I love Christmas. There is so much to love about it – the food, the festivities, the giving, the joy. Only this year did I calculate exactly how many family traditions (or events) we shmoosh into this beautiful period of celebration. There are many.
Between my husband and my family, I could count over 10. From baking our own mince pies, to acting the nativity scene (dressed up and with specific roles!), to Uncle Paul’s Christmas Party and Carols at Kirstenbosch. This season is full – and wonderful.
And so full of WONDER. For so many years we celebrated Jesus’s birth – in the manger, with angels and shepherds and that all important star – all so neat and tidy and lovely sitting in the church pew thinking ‘let’s hurry home now and open presents’ (a firm childhood memory of mine)…

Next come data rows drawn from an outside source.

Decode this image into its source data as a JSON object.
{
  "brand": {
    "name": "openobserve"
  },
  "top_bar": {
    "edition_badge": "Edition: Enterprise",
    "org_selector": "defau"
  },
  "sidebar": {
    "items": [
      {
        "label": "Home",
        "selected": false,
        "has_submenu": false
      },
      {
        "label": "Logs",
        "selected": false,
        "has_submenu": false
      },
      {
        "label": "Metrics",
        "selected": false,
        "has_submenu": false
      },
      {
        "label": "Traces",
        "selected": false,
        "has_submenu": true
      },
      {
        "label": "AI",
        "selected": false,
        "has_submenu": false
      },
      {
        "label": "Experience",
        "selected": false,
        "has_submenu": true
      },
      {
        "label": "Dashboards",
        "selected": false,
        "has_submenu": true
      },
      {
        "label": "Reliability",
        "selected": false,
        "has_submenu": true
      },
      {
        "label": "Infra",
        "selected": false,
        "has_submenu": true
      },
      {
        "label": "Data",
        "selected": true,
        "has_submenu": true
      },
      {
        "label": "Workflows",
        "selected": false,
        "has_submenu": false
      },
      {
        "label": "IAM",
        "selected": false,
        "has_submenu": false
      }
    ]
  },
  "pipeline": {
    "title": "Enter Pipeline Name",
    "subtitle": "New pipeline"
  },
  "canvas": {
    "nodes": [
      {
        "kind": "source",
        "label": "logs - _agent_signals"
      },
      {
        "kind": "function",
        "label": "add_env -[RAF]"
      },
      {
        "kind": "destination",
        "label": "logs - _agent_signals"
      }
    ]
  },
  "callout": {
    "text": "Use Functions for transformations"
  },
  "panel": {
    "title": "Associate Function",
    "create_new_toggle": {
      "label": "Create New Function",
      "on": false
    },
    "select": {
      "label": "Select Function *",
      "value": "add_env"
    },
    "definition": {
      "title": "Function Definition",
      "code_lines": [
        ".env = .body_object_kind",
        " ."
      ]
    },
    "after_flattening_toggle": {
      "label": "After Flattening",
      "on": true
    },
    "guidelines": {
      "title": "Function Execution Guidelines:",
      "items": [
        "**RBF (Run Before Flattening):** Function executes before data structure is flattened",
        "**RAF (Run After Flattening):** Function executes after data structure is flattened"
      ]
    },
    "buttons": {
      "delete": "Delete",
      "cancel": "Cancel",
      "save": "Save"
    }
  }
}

Only after having my own kids (and falling in love with birth) have I begun to imagine that birth differently. I love to imagine how hard it must’ve been for Mary and Joseph to (physically) escape to Bethlehem. (If you’ve had those STABBING pains UP your vajay-jay as if you’re about to give birth there and then can you imagine what that must have been like for Mary). I wonder how often she thought she might not make it – with the bobbing up and down on a donkey and Jesus most likely decending into position, pushing on her bladder. I imagine her fear and desperation not finding a place to stay, and then the mix of relief and discomfort finding a stable, a place to finally sit down, and then ‘prepare for the birth’. I wonder how long her birth was, how long did she push for (birth-nerd talk), and how the baby was delivered? At what point did her waters break? Was he breach? Was he posterior? How did Joseph handle it all? Did he freak out? Had either of them seen birth before – they were young… What did they do with the umbilical cord? Was there a moment of divine intervention from heaven above, or was it all really… human. This is BIRTH. Real, raw, scary, beautiful, empowering BIRTH. Yet the birth of a King.
Was there a split second of Peace on Earth? I doubt Mary was wearing white cloths neatly wrapped around her body (for one, there was no Aerial or Omo back in that day). If you’ve seen birth, nothing remains white. The cloth Jesus was wrapped in must have been covered with amniotic fluid, vernix and blood. This was the very messy, very real, very on-the-run birth of Christ. The Christ, the Saviour of the World. I wonder how long Mary and Joseph stared at Jesus wondering if he really was their Saviour.
And so as I reflect this Christmas, I think what I’m realising is that things often don’t look ‘right’. Surely Jesus should’ve had more to wear than swaddling cloths and a more comfy bed than a used animal trough? This picture is nothing like immaculately wrapped up gifts under the tree and the perfectly roasted gammon presented on a Pinterest worthy dining room table. There is nothing wrong with those things – I too love to celebrate WELL – but it seems the picture of Jesus’ birth and the deeper truth sometimes don’t seem to match up in ways we might imagine. This messy birth, and our Saviour on earth. This confusion leads us to Trust; to have Faith – two things it seems we need to possess in larger and larger quantities nowadays, in a world spinning off its axis and one in which we control far less than what we like to believe. Life is hard, and life can be scary; there are unknowns, and mess seems to be everywhere. In our humanness, we cannot understand it – well, I sure can’t.
Luke 2:12: “And suddenly there was with the angel a multitude of the heavenly host praising God and saying, Glory to God in the Highest and on earth, peace, good will toward men.”
Wherever you find yourself currently… It’s coming. He is Hope. Be it in your heart, or here again in his Creation, we await his coming. We sit in the labour pains of the mysteries to come.
It’s almost time. Keep pushing, keep breathing. Behold, He is coming soon.